Software from Cambridge crystallography experts could save pharmaceutical industry millions | New


A new set of computational tools called CSD-Particle will help academic and industrial researchers understand how particles behave in the manufacture of fine chemicals in an attempt to reduce costs and make the process more efficient.

CSD-Particle is one of many software suites released by the Cambridge Crystallographic Data Center (CCDC), custodians of the Cambridge Structural Database (CSD), based on this valuable data repository. Founded in 1965, the CSD contains a wide range of different crystal structures of chemical compounds and in 2019 surpassed the one million structure mark.

“Some of these suites deal with solid form computing or materials computing, and we wanted to go beyond the solid form and address the mechanical and chemical behaviors of particles,” says Jürgen Harter, Managing Director of the CCDC. “The real trajectory is to go from understanding the molecule and its behavior, to understanding its solid form, and then understanding the behavior of its particles, to determine how the therapeutic product behaves and can be manufactured, developed and produce at best.”

Once a new drug has been developed and approved, it must be manufactured at scale before it can reach patients. Drug developers need to think about this process carefully and early, both in terms of functionality – which formulation will work best for the drug’s mode of action – and production costs – how can they produce the drug from economical way.

“Particle properties are critical to understanding our product performance and manufacturing capability,” says Helen Blade, associate principal scientist in structural science at AstraZeneca, one of the early testers of the software.

“Shape variation, for example, can impact the manufacturability of how things go. Likewise, surfaces can impact performance. Differences in wettability are just one example.

In the past, many physical tests were often required before finding the best formulation for a drug, resulting in high production costs. CSD-Particle has the potential to reduce these costs and the number of experimental tests needed, especially for crystal-structured drugs.

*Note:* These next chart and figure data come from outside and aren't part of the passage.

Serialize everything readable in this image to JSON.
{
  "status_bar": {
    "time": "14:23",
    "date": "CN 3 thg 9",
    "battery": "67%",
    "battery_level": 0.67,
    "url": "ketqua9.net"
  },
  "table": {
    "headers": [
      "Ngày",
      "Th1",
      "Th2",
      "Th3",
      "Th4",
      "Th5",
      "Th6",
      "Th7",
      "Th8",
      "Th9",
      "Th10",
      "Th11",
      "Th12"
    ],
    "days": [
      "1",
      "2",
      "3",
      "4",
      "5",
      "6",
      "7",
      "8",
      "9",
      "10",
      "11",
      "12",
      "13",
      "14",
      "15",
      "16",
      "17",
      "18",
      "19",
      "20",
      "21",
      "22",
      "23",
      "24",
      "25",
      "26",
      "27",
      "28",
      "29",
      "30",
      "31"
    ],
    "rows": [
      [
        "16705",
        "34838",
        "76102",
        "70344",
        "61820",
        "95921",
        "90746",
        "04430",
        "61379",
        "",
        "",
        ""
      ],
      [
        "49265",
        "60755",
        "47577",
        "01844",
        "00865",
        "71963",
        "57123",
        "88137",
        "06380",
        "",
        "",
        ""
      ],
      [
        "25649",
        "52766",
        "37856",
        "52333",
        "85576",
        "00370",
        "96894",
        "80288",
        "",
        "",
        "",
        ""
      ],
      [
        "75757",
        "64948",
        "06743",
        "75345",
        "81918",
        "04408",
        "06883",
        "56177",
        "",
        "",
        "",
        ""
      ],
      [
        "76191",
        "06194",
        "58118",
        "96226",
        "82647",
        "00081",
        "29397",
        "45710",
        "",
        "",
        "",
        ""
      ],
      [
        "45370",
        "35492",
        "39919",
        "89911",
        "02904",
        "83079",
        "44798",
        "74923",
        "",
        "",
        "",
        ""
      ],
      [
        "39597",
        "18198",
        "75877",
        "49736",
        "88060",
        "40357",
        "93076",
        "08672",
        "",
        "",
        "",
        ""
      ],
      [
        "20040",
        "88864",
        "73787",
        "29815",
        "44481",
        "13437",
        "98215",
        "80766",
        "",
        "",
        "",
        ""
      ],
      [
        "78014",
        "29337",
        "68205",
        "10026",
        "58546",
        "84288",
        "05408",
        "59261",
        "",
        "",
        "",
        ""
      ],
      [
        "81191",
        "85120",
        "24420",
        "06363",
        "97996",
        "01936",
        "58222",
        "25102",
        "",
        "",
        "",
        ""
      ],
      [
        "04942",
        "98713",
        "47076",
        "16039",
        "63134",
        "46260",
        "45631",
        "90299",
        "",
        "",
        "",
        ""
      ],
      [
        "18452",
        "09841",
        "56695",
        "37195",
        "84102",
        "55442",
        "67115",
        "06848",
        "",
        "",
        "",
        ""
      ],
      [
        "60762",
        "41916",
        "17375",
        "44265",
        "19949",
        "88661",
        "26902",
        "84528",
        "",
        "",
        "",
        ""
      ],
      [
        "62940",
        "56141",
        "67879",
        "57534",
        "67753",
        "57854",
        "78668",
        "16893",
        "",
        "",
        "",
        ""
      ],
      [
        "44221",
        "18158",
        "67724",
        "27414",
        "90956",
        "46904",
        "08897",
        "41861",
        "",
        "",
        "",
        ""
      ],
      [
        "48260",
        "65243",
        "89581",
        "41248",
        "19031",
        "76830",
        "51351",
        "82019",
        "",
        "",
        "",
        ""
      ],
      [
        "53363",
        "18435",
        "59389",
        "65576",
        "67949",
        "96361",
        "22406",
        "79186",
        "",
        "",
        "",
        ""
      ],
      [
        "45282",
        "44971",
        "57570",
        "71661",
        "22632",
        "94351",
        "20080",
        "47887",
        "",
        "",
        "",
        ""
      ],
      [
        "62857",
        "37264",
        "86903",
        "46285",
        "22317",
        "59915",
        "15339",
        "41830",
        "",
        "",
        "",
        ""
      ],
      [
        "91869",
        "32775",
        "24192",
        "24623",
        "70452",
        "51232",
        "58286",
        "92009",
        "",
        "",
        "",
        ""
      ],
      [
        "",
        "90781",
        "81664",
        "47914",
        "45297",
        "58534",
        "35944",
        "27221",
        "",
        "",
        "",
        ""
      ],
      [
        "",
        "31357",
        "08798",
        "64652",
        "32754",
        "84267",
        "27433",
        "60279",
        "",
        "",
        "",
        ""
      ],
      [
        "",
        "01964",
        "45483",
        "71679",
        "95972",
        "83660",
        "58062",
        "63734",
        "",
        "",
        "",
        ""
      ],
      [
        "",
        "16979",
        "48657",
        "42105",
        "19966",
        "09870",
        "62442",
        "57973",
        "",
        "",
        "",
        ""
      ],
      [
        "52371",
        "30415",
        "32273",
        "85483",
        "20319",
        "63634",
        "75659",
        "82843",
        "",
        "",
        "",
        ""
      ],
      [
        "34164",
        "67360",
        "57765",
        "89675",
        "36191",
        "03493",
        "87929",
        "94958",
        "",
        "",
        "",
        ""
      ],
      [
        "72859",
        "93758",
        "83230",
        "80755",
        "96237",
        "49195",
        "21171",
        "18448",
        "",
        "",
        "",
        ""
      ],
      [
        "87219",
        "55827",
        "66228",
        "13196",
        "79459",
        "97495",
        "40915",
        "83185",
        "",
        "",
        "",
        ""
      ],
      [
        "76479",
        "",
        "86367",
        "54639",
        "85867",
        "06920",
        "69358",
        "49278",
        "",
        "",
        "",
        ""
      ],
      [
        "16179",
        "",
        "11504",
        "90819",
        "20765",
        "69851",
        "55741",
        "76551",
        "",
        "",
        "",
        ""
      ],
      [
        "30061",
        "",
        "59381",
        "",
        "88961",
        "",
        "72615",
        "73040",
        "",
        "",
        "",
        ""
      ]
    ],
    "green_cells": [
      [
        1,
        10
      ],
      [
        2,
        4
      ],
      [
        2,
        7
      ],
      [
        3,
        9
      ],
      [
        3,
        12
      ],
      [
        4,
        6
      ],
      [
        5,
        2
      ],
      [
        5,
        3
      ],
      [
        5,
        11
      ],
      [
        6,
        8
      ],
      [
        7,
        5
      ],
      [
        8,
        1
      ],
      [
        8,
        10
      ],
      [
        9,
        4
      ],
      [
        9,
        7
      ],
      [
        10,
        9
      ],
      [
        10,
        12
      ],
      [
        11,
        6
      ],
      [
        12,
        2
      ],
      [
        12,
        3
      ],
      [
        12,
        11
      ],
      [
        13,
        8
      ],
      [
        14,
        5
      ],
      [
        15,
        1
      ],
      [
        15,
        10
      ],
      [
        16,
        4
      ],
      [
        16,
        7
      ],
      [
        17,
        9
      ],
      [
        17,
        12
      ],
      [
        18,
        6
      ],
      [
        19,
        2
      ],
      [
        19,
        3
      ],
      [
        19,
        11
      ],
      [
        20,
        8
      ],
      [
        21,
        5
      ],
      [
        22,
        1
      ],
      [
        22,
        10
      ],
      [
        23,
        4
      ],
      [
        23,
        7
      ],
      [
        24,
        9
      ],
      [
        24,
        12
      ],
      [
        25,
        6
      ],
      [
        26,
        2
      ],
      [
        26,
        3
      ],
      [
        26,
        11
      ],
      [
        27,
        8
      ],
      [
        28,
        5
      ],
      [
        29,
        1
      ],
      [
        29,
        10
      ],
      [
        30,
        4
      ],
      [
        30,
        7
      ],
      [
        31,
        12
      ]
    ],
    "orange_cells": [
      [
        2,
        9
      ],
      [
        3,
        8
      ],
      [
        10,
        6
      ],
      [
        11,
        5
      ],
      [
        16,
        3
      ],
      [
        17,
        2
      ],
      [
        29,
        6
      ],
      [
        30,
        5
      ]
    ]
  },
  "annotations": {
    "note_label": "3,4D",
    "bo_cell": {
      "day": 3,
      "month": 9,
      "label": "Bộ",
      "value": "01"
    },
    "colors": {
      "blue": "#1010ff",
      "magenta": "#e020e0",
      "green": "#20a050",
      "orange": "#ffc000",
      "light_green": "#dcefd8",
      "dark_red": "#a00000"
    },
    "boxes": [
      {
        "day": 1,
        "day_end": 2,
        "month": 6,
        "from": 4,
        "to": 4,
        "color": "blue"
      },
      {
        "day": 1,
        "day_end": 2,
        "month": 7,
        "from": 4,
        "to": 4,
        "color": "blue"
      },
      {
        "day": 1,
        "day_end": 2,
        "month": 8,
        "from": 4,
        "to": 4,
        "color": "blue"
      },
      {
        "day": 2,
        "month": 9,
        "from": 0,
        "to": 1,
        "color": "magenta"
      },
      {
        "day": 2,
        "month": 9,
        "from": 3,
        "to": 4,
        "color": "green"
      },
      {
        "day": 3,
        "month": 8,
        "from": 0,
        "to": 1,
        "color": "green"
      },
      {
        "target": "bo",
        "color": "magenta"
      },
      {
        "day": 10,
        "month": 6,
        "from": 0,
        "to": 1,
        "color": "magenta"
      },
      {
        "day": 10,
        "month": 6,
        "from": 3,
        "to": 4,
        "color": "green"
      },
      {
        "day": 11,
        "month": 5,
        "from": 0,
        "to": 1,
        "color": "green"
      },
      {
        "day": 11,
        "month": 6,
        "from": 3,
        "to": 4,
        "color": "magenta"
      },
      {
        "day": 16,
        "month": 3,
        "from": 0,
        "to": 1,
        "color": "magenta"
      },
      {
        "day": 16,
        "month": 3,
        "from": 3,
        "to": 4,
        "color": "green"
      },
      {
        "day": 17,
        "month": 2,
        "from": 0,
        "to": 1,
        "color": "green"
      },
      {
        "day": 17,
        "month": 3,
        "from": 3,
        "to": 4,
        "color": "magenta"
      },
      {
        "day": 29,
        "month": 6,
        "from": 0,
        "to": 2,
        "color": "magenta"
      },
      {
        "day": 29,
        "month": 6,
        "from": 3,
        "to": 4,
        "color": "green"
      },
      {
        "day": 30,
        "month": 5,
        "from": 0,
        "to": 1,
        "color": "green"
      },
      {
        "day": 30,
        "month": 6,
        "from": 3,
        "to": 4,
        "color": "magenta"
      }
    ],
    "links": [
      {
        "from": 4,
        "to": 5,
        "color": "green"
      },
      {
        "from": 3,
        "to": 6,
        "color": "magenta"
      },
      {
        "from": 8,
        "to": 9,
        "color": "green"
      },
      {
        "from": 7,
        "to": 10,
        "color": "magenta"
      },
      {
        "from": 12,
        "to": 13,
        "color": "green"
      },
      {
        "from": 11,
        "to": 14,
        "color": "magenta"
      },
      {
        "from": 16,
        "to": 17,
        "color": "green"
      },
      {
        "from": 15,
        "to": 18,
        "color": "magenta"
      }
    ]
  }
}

“We can link with our crystallization scientists to be able to help inform particle control strategies, as well as feedback to our materials scientists from a product point of view, to tell what kinds of shapes and surfaces we should expect, and tie that to how the tablet will perform,” says Blade.

“If you can reduce your manufacturing runs from 10 to just a few, that’s already a huge saving,” Harter points out.

CSD-Particle was designed and built in collaboration with academic and industrial partners, including AstraZeneca, Bristol-Myers Squibb, GlaxoSmithKline and Pfizer, and is part of the Advanced Digital Design of Pharmaceutical Therapeutics (ADDoPT) project and the Digital Design Accelerator Platform (DDAP) .

Both of these initiatives are helping to shift pharmaceutical development to a “digital first” approach to try to minimize or eliminate non-viable drug candidate formulations as early in the process as possible, which the CCDC also likes objective.

“Computation is cheap compared to experimentation. That’s why we would always prefer to calculate our solution to our problems,” acknowledges medical chemist and drug discovery expert Derek Lowe. He thinks the software has a lot of potential, but scientists and companies will want to test it first before making big changes based on its findings. “At least you can categorize things and say, ‘Here’s where to start. It’s worth knowing, because as you can imagine, there are an awful lot of wording options.

While a key use of CSD Particle will be in drug development, Harter explains that it can also be used to develop agrochemicals such as pesticides and other advanced materials where early knowledge of crystal particle structure could be useful.